Intégrations réussies

Beaucoup de pièces séduisent par leur résultat ou leur concept, ce qui n’est pas la même chose. Si la seconde version des «Cimaises» toutes blanches d’Olivier Mosset (l’autre se trouve au Mamco), aux allures de Toblerone géant, ont de la peine à s’intégrer ici, l’immense tableau à la François Boucher de Matthew Lutz-Kinoy vient compléter la villa des Eaux-Vives. Les gros blocs de marbre rose, d’où sortent des éléments de corps, de Dewar et Gicquel se marient bien à la couleur du gazon. La tour de briques en terre cuite de Nathalie Du Pasquier (à qui la galerie Pace vient de dédier une exposition à Genève) apparaît comme une sorte de «folie». Vous savez. Un des ces bâtiments de fantaisie dont les parcs étaient truffés à la fin de XVIIIe siècle. Quant au cadre vide d’Isa Genzken (qui aura tout prochainement sa rétrospective à Bâle), il joue le même rôle à l’envers finalement que le tableau de Matthew Lutz-Kinoy. Il délimite un petit bout de paysage. Un peu de verdure sélectionnée face à l’immensité du lac voisin.

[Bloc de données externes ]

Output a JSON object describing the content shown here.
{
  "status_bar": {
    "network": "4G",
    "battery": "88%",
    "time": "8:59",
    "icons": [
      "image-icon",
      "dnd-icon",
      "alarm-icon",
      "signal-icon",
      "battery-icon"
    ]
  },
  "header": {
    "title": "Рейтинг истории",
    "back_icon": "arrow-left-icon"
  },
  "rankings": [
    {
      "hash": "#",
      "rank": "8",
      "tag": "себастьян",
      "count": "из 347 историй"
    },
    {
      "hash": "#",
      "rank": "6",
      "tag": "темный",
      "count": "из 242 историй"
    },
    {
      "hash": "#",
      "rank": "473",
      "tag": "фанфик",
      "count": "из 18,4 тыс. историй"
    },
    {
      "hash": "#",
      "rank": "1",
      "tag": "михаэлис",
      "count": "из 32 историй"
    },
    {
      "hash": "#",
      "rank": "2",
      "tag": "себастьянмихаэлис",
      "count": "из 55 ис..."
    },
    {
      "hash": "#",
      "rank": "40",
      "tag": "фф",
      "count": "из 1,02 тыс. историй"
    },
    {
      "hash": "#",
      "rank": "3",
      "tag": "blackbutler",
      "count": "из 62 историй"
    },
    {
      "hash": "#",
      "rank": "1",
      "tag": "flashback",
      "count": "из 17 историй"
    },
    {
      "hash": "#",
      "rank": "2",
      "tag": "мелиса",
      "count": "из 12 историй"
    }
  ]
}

Le bisse de l'ECAl. Photo Pintersest.

Chacun peut donc parcourir l’exposition en faisant ses choix. Une bonne présentation de sculptures contemporaines suppose deux ou trois de coup de cœur (et tout le monde n’a pas le cœur au même endroit!) comme quelques rejets massifs. Il est toujours bon de détester certaines choses. Pour moi, ce seront les caisses empilées de Valentin Carron, que j’avais déjà vues ailleurs. J’assume. Le visiteur s’empare ainsi des propositions de Balthazar Lovay. Il reconstruit «Sculpture Garden» à sa convenance. On parle aujourd’hui à propos d’artistes comme Sherrie Levine d’«appropriationisme». Eh bien, il me semble grand temps que les spectateurs en fassent autant.

Balthazar Lovay au parc des Eaux-Vives. Photo DR fournie par le Mamco

(1) Balthazar Lovay succède à Lionel Bovier, directeur du Mamco, qui avait assuré le commissariat de la première édition en 2018. Né en 1978 à Sion (c’est le neveu de l’écrivain Jean-Marc Lovay), il a travaillé avec Fabrice Stroun à Hard Hat de 2006 à 2013 (un laboratoire d’art genevois aujourd’hui disparu), avant de s’occuper du Centre d’art de Fribourg jusqu’en 2019. Il en a fait un lieu qui compte en Suisse. Devenu commissaire indépendant, l'homme a eu un an et quatre mois pour mettre sur pieds «Sculpture Garden». L’exposition actuelle comporte du coup bien davantage de pièces inédites qu'en 2018, où il y avait eu beaucoup d’emprunts. Tout a été calculé, selon Balthazar, par rapport aux lieux, de la taille des arbres à la dimension du quai. Une biennale sur mesures, en quelque sorte!

Pratique

«Sculpture Garden», Parcs de La Grange et des Eaux-Vives, Genève, en plein air, jusqu’au30 septembre. Site www.sculpturegarden.ch Il y a aussi des choses à La Réserve et sur le quai Gustave-Ador.